A decisão dos Estados Unidos de reduzir tarifas sobre dezenas de alimentos, entre eles a carne bovina, foi recebida como um impulso ao comércio exterior de Mato Grosso. A medida reverte parte das sobretaxas impostas em 2025 pelo governo Donald Trump e busca conter a pressão inflacionária no mercado americano. Para o setor pecuário mato-grossense, a mudança abre espaço para recuperação de margens, ampliação de contratos e maior previsibilidade nas exportações.

A Federação da Agricultura e Pecuária de Mato Grosso (Famato) classificou o anúncio como um sinal de retomada do diálogo com Washington. “A pecuária mato-grossense comemora essa reversão de tarifas. Esperamos que esse novo cenário contribua para ampliar exportações, consolidar parcerias e fortalecer o agronegócio regional”, afirmou o superintendente Cleiton Gauer. Segundo ele, o fim da sobretaxa pode favorecer acordos mais longos e estabilidade no planejamento das vendas.
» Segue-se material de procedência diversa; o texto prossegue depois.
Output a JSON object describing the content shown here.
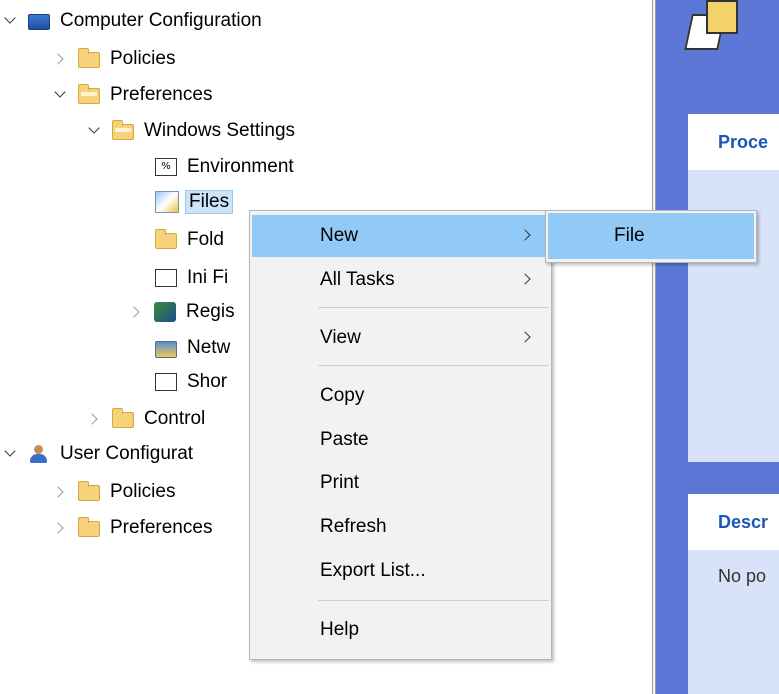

Mato Grosso segue como principal produtor de carne bovina do país e ampliou sua participação no comércio exterior ao longo do ano. Dados do Instituto Mato-grossense de Economia Agropecuária (Imea) indicam que, entre janeiro e outubro de 2025, o volume exportado pelo estado cresceu 35,19% em relação ao mesmo período de 2024. Em outubro, as vendas externas somaram 107,94 mil toneladas, com receita de US$ 462,82 milhões. O instituto aponta ainda diversificação de destinos e espaço para avanços no ranking nacional.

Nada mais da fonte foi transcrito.